Rall is currently working on what will be his two-dozenth book.

Keeping your eyes open is never a bad plan, Matt Wuerker advised. He had a conversation with the owner of the Hays/Adams bar in Washington, a noted hangout for political junkies, and the point came up that the cartoons framed on the walls were by classic political cartoonists often far from current papers, if not actually deceased.

What developed was not simply a new set of caricatures for the walls, but a set of coasters that rotate with the times and have become so popular that not only will people pay $25 for a martini just to get a coaster, Wuerker said, but he has brought Ann Telnaes in as a fellow contributor to keep things current and in demand.

However, in all the talk of how to stay alive in the current marketplace, there was throughout the weekend a continuing point of making a difference, of influencing public perception, through your work.

Rod Emmerson offered the example of a full-page piece he did for his paper, the New Zealand Herald, in the stunned wake of the Christchurch shootings in 2019.

It’s not easy to react quickly to horror, and tomorrow we’ll look at cartoons about the current horrors in Israel and Gaza.

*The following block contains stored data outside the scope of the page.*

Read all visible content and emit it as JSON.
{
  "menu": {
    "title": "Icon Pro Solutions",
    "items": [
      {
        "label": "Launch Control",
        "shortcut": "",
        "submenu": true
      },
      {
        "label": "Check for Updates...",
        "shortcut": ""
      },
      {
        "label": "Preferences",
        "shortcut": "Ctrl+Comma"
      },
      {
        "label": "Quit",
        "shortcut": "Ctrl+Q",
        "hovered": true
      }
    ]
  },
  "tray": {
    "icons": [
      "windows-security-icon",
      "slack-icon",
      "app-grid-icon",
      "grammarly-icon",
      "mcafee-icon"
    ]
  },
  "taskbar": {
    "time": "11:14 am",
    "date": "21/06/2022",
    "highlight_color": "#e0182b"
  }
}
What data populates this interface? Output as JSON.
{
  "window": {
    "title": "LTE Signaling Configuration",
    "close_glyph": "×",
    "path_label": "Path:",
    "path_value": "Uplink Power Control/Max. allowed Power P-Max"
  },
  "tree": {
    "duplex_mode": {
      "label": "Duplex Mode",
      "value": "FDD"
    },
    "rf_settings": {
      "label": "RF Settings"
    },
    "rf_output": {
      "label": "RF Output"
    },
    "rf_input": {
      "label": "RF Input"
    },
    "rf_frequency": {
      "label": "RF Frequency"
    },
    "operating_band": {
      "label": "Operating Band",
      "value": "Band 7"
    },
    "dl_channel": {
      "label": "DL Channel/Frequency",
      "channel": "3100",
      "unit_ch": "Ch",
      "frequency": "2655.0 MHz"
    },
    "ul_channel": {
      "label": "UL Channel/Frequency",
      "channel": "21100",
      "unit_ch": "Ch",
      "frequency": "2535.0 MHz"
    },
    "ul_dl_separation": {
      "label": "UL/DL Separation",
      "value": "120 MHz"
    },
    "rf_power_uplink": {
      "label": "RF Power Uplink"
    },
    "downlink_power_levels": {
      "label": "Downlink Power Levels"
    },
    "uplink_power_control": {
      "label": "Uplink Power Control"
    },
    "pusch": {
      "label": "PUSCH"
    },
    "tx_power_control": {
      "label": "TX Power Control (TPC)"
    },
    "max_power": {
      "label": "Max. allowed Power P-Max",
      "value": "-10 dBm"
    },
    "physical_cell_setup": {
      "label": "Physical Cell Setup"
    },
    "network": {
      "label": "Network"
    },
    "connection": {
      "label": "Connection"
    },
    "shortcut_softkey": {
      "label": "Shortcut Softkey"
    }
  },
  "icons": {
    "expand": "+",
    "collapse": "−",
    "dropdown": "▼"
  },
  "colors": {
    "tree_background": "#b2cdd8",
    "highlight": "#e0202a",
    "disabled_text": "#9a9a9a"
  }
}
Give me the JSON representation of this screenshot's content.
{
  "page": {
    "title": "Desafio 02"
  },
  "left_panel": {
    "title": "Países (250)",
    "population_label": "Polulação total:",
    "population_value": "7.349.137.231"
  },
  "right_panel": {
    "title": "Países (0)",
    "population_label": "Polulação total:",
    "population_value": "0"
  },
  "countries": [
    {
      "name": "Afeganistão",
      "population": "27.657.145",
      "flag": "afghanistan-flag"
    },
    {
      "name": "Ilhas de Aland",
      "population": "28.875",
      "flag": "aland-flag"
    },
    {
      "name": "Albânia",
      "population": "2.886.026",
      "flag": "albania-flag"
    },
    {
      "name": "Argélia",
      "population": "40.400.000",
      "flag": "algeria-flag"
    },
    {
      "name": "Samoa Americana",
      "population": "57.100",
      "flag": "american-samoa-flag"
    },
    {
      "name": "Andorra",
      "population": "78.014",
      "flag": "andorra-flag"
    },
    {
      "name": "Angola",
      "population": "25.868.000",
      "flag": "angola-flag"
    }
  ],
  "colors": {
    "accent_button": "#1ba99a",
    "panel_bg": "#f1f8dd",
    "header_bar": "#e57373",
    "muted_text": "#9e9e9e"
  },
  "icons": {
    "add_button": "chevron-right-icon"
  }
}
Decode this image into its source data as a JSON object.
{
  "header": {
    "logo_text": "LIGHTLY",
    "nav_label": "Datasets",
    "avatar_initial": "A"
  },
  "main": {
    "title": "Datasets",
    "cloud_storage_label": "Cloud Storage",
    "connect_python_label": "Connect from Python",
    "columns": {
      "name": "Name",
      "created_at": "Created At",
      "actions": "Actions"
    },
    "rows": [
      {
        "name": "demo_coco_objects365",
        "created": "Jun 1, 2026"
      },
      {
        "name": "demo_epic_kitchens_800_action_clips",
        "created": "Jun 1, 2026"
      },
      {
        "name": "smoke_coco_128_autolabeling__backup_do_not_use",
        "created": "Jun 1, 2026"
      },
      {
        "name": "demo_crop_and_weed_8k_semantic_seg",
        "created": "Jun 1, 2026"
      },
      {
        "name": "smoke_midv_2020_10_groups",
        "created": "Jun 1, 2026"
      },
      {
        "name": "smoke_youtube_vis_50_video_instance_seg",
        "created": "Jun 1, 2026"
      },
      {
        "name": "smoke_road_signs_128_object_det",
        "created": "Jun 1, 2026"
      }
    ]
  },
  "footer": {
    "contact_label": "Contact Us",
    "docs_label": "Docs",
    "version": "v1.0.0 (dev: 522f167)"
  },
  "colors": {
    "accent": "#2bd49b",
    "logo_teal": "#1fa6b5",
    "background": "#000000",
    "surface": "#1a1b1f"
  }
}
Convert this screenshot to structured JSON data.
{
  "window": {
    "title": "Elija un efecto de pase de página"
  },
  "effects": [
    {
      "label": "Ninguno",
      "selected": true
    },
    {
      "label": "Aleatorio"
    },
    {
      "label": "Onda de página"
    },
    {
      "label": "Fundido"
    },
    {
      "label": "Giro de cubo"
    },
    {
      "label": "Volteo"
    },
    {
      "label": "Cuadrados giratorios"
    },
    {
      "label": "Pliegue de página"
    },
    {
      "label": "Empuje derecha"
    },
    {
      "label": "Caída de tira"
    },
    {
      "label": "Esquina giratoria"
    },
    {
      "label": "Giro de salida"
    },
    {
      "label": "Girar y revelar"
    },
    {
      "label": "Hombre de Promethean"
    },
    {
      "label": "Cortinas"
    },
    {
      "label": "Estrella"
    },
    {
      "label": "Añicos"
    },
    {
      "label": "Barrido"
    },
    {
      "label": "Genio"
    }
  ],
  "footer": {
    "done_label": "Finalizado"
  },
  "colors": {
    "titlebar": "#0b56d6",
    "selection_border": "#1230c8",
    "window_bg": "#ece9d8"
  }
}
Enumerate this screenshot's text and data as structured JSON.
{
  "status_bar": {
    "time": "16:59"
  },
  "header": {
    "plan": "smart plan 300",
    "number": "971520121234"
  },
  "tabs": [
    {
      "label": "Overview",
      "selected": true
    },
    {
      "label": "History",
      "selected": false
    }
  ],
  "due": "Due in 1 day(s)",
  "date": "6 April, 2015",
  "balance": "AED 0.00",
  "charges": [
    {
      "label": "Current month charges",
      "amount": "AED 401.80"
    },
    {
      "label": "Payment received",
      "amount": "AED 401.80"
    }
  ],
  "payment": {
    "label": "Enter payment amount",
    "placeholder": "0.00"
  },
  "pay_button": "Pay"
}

But it’s a credit to Emmerson that, in that stunned moment of sorrow, he didn’t go for the maudlin cliché teardrop with which such things are too often commemorated, but went, instead, for love and, thereby, for caring.

The never-ending battle to make it matter

David Horsey, 2002

Ella Baron, 2023

The state is like a great and noble steed who is tardy in his motions owing to his very size, and requires to be stirred into life. I am that gadfly which God has given the state and all day long and in all places am always fastening upon you, arousing and persuading and reproaching you. — Socrates

4 thoughts on “CSotD: AAEC in SF 2 – Marketing and Mattering

  1. “The overwhelming barrier, however, was in the comic book industry, which insisted that “girls don’t buy comics,” to which Robbins replies that it’s because Marvel and DC were fixated on superheroes and women aren’t interested in seeing men beating up other men.”

    And there you have the vicious cycle of a self-fulling prophecy women have always faced, and still do, not just in the comics industry, but in stand up comedy as well.

    1. Few things in life are more irritating than being told what you do and don’t like by someone who isn’t you.

      In some cases, it can be outright criminal.

    2. True that, Wiley. And if a woman doesn’t fit in with some preconceived notion
      of the kinds of humor women are “allowed” to pursue, then the haters begin to swarm.
      And they don’t just attack our humor (or lack thereof.) With women, haters gets personal.
      Sexual even.

  2. I was at that conference and found it very educational. Editorial cartoons, at least on one side of the political spectrum, are being minimized or replaced. I wonder if this is happening on the other side?
    Trina Robbins’ remarks about girls not wanting to read about ‘men beating up other men’ brought down the house. She showed work by Nell Brinkley and Edwina Dumm that I had never seen before.
    There were plenty of comic books read by boys and girls, or read mainly by girls, when I was growing up. Particular favorites were SUGAR AND SPIKE, DONALD DUCK, BUGS BUNNY, and the Harvey comics (Wendy the Good Little Witch, NightMare, Hot Stuff, Casper.) There was much more variety on the comics stand back then.